Форкосиган глубоко задумался.
— У Ботари… совсем не развито ощущение собственного «я». Нет надежного центра. Когда я впервые с ним столкнулся, он был совсем болен и его личность чуть не расщепилась на множество кусочков. Будь он получше образован и не так искалечен, он мог стать бы идеальным разведчиком, тайным агентом. Он — хамелеон. Зеркало. Он становится тем, чего от него ожидают. Думаю, это происходит бессознательно. Моему отцу нужен преданный оруженосец — и Ботари всерьез играет эту роль. Форратьеру нужно чудовище — и Ботари становится насильником и палачом. И жертвой. Мне требовался хороший солдат — и Ботари стал для меня таким. А ты… ты — единственный человек из всех, кого я знаю, кто видит в Ботари героя. Он цепляется за тебя, потому что ты создаешь из него гораздо более привлекательную личность, чем он мог бы надеяться.
— Эйрел, но это же безумие!
— Разве? — Он зарылся лицом в ее волосы. — Кстати, он — не единственный, на кого ты так странно действуешь, милый капитан.
— Боюсь, я не в лучшей форме, чем Ботари.

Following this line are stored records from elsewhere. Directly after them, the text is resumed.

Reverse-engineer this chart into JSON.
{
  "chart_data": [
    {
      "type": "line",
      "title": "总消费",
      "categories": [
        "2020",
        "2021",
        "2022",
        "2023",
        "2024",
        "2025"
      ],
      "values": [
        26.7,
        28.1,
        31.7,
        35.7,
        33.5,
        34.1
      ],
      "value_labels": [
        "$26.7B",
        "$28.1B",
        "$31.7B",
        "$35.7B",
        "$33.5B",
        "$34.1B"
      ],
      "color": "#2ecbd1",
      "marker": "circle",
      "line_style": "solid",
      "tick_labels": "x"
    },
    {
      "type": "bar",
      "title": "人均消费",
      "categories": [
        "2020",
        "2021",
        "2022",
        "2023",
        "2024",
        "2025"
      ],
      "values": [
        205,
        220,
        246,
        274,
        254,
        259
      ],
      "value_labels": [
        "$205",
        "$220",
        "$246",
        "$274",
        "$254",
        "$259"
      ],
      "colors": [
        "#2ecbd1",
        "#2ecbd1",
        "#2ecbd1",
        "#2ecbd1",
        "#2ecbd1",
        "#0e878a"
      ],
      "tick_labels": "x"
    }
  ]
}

Из-за моей неосторожности погибла Карин. Кто скажет об этом Грегору? Если бы не Майлз, я бы все бросила. И не подпускай ко мне твоего отца, а то в следующий раз я его в клочья разорву, честное слово.
Ее снова начало трясти.
— Ш-ш. — Он покачал Корделию на коленях, как ребенка. — Предоставь мне закончить уборку, ладно? Ты мне доверяешь? Мы постараемся извлечь пользу из этих жертв. Чтобы они не были напрасными.
— Я вся в грязи. Меня тошнит.
— Конечно. Так бывает с большинством нормальных людей, возвращающихся из боя. Очень знакомое состояние. — Он помолчал. — Но если бетанка могла вести себя по-барраярски, то, может быть, и барраярцы могут стать похожими на бетанцев? Перемены возможны.
— Перемены неизбежны, — заявила она. — Но ты не можешь идти к ним так, как шел Эзар. Время Эзара миновало. Тебе надо найти собственный путь. Переделай этот мир так, чтобы Майлз смог в нем выжить. И Элен. И Айвен. И Грегор.
— Слушаю и повинуюсь, миледи.
На третий день после гибели Фордариана столица сдалась войскам лорда-регента — хотя и не без единого выстрела, но все же без такого кровопролития, какого опасалась Корделия. С боем пришлось занимать только штаб-квартиру СБ и императорский дворец. Гостиницу с заложниками гарнизон сдал в целости и сохранности после нескольких часов интенсивных тайных переговоров. Граф Петер предоставил Ботари однодневный отпуск «для устройства домашних дел», и сержант сам отвез в Форкосиган-Сюрло маленькую Элен и ее нянюшку. Впервые с момента возвращения Корделия спокойно проспала ночь.
Лорд Ивон Форхалас командовал наземными войсками в столице и руководил последней обороной центра космической связи в помещении Главного штаба. Он был пристрелен собственными подчиненными за отказ капитулировать в обмен на амнистию. В каком-то смысле Корделия была даже рада, что он погиб. Аристократа, виновного в государственной измене, барраярский закон присуждал к публичному раздеванию и голодной смерти в клетке на городской площади. Такова была традиция, и покойный император Эзар неукоснительно ей следовал. Корделия только молила Бога, чтобы этот национальный обычай забылся за время правления Грегора.